5. Finally, we will test the performance of the overlapping I/O model based on the completed port notification. The data in the above table shows that it is the best performance in all I/O models. The memory usage (including the user paging pool and non-Paging pool) and supported customer connections are basically the same as the overlapping I/O Model Based on Event notification and the WSAEventSelect model. The difference lies in CPU usage. The completed port model only consumes 60% of the CPU, but the other two models (Event Notification-based overlapping I/O model and WSAEventSelect model) maintain the same number of connections) more CPU usage. Another obvious advantage of port completion is that it maintains a larger throughput.
After analyzing the above models, we can find that the defect of the client-server data communication mechanism is a bottleneck. In the above test, the server is designed to only respond in a simple way, that is, to send the data sent from the client back. The client (even if there is a bit rate limit) keeps sending data to the server, this causes a large amount of data to be blocked on the socket corresponding to the client on the server (both the TCP buffer and the AFD single socket buffer are on non-Paging pools ). In the last three models with better performance, only one input operation can be performed at a time, which means that a large amount of data remains in the "pending" status most of the time. You can modify the server program so that it can receive data asynchronously, so that once the data reaches, the data needs to be cached. The disadvantage of this solution is that a customer receives a large amount of data asynchronously when sending data continuously. This will cause other customers to be unable to access, because neither the call thread nor the worker thread can handle other events or complete notifications. Generally, when a non-blocking asynchronous receiving function is called, WSAEWOULDBLOCK is returned first, and data is transmitted intermittently without the continuous receiving method.
From the above test results, we can see that the WSAEventSelect model and the overlapping I/O model are the best performance. In the two event-based models, it is cumbersome to create a thread pool to wait for the event to complete the notification and perform subsequent processing, but it does not affect the performance of medium-sized servers. When the number of threads increases with the number of client connections, the CPU will spend a lot of time on thread context switching, which will affect the server's scalability, because after the number of connections reaches a certain level, then saturated. The port model provides the best scalability. Because of the low CPU usage, the model supports the most customer connections than other models.
I/O Model Selection
Through the test and analysis of various models in the previous section, it is clear how to select the I/O model that best suits your application. Compared with developing a simple multi-threaded lock-mode application, other I/O models require more complex programming. Therefore, the following principles apply to the choice of client and server application development models.

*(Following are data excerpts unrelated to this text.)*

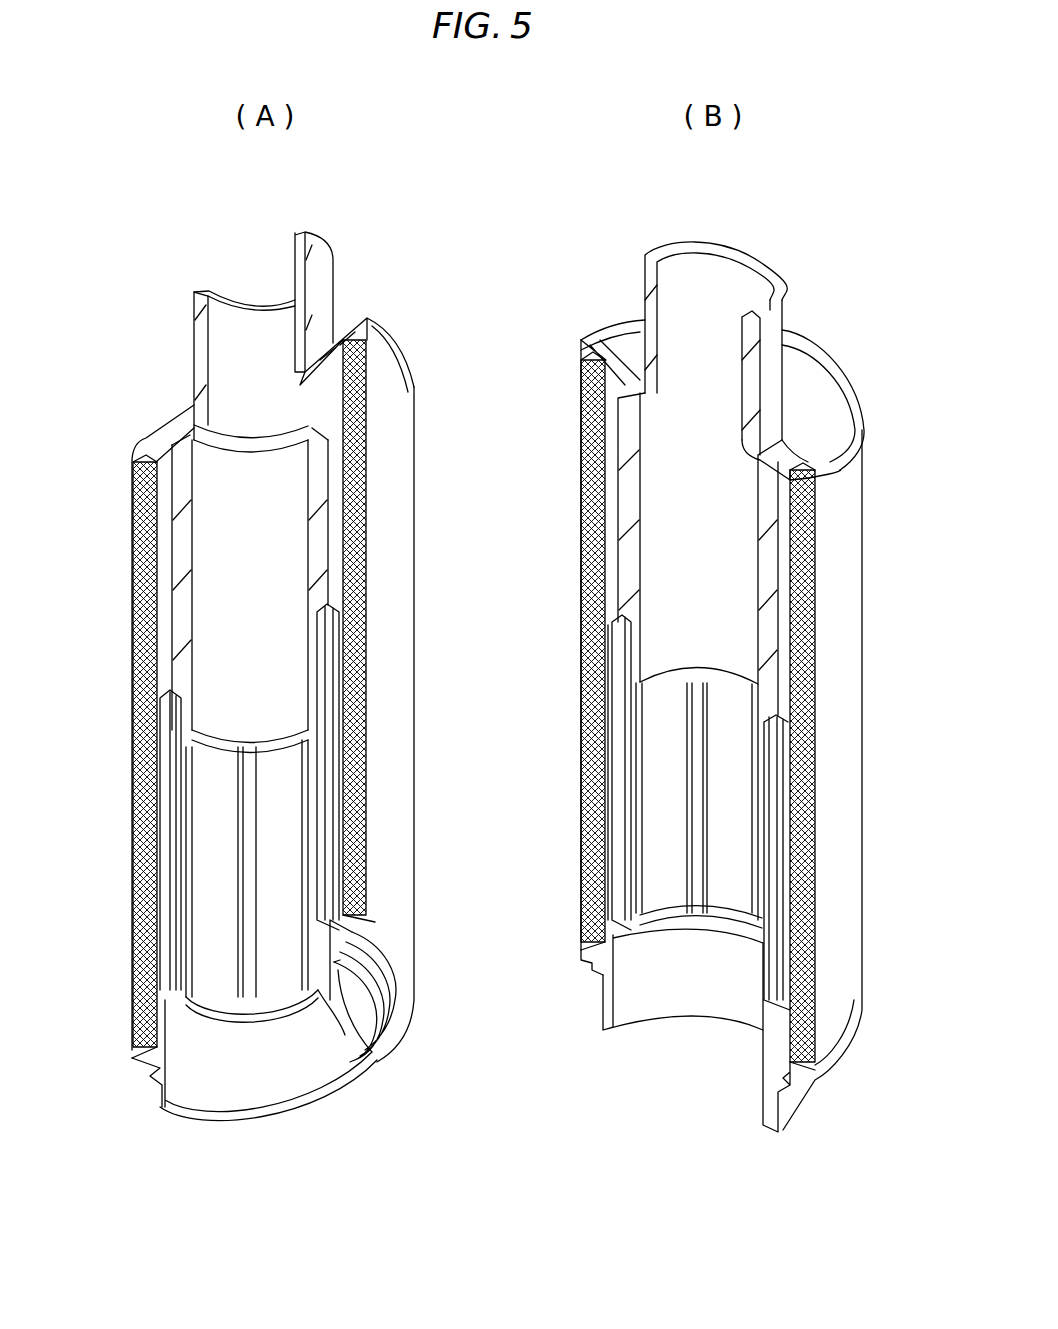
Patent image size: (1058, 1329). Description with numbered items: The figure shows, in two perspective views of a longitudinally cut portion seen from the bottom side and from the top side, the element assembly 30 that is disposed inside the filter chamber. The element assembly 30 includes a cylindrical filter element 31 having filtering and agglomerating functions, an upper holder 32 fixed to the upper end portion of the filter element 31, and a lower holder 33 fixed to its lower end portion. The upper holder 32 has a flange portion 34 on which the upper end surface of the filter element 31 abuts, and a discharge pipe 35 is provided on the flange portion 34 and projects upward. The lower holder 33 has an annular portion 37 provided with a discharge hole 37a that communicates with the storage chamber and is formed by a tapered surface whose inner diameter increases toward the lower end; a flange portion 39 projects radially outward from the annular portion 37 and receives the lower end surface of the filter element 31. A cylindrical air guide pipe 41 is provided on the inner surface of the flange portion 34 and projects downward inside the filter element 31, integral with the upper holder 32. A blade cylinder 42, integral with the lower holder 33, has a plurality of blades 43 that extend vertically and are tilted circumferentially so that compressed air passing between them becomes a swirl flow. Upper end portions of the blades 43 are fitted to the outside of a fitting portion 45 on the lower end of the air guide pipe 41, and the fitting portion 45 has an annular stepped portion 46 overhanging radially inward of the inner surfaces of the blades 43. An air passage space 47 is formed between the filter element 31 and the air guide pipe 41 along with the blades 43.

The element assembly 30 is at (883, 610).
The filter element 31 is at (400, 500).
The upper holder 32 is at (178, 383).
The lower holder 33 is at (410, 1010).
The flange portion 34 is at (370, 327).
The discharge pipe 35 is at (196, 320).
The annular portion 37 is at (163, 1050).
The discharge hole 37a is at (283, 1090).
The flange portion 39 is at (158, 1050).
The air guide pipe 41 is at (183, 597).
The blade cylinder 42 is at (283, 845).
The blade 43 is at (203, 855).
The fitting portion 45 is at (185, 712).
The annular stepped portion 46 is at (290, 735).
The air passage space 47 is at (158, 662).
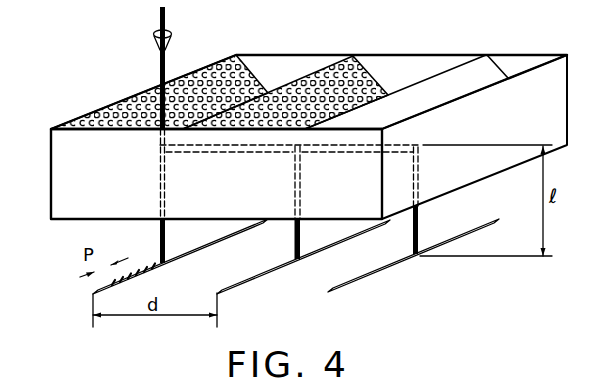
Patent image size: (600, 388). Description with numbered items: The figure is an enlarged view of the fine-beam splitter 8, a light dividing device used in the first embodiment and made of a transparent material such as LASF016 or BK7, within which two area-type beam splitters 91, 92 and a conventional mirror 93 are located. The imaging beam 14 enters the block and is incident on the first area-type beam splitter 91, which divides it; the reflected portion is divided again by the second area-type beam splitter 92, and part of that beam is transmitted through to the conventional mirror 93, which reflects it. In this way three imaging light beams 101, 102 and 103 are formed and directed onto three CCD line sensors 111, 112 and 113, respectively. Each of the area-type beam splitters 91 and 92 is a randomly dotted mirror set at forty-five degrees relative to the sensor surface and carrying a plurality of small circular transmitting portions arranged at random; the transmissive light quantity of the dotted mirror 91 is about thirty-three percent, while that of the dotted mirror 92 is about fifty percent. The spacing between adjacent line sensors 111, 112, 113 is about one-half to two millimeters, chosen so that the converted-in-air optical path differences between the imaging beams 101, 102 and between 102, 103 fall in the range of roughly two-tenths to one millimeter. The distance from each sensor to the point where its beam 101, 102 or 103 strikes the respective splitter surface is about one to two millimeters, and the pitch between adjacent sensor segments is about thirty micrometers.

The fine-beam splitter 8 is at (51, 182).
The imaging beam 14 is at (160, 17).
The area-type beam splitter 91 is at (213, 66).
The area-type beam splitter 92 is at (325, 68).
The conventional mirror 93 is at (488, 72).
The imaging light beam 101 is at (166, 250).
The imaging light beam 102 is at (302, 241).
The imaging light beam 103 is at (420, 219).
The CCD line sensor 111 is at (102, 288).
The CCD line sensor 112 is at (243, 291).
The CCD line sensor 113 is at (375, 278).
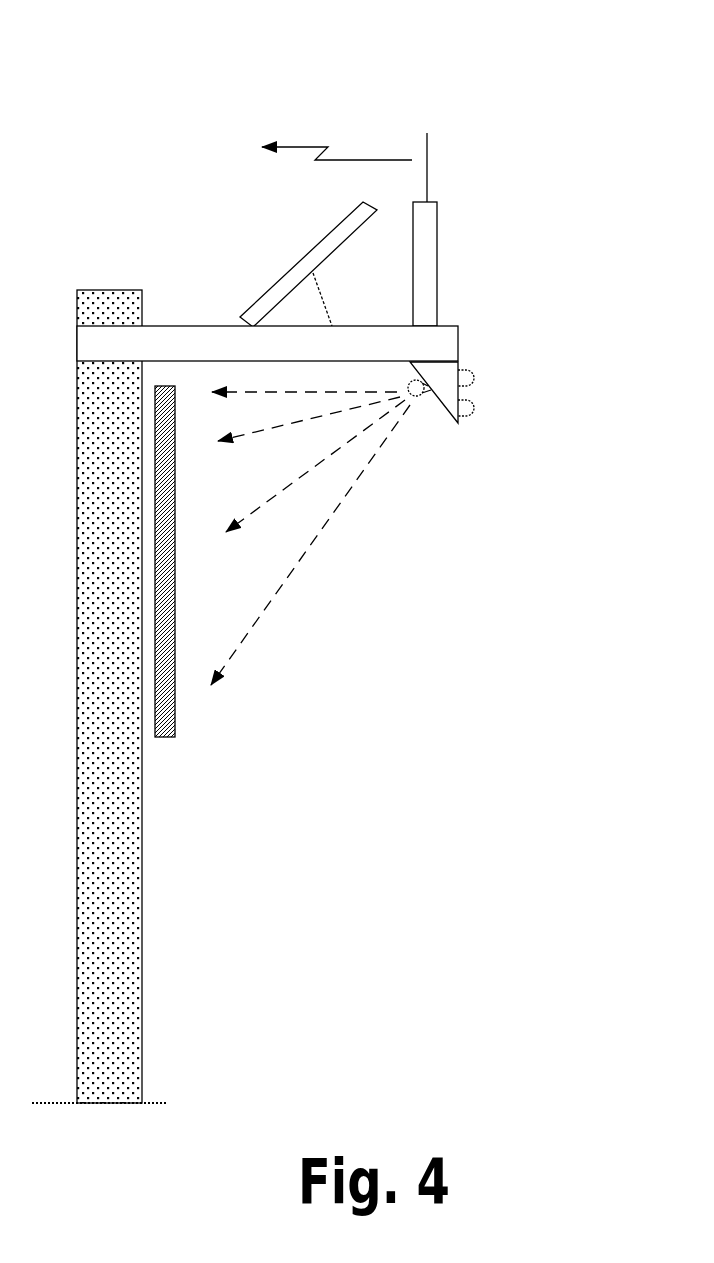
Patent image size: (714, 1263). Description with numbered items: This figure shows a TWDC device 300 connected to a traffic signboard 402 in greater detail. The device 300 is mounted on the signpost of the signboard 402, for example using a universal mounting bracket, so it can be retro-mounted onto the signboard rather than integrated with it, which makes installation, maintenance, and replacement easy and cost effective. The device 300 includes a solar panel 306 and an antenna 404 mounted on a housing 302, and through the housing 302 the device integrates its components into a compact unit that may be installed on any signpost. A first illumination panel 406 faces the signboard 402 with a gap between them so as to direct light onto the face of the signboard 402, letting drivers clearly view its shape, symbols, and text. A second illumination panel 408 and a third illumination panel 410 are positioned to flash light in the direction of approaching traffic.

The device 300 is at (366, 105).
The housing 302 is at (418, 342).
The solar panel 306 is at (260, 279).
The signboard 402 is at (181, 713).
The antenna 404 is at (428, 261).
The first illumination panel 406 is at (413, 406).
The second illumination panel 408 is at (485, 373).
The third illumination panel 410 is at (486, 418).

If you plan to develop a client application to manage one or more sockets at the same time, we recommend that you use the overlapping I/O or WSAEventSelect model to improve performance to a certain extent. However, if a Windows-based application needs to manage window messages, the WSAAsyncSelect model may be the best choice, because WSAAsyncSelect itself is based on the Windows message model. With this model, the program must have the message processing function.
2. Server Side
If a server application is developed and multiple sockets need to be controlled at a given time, we recommend that you use the overlapping I/O model, which is also from the performance perspective. However, if the server provides services for a large number of I/O requests at any given time, you should consider using I/O to complete the port model to achieve better performance.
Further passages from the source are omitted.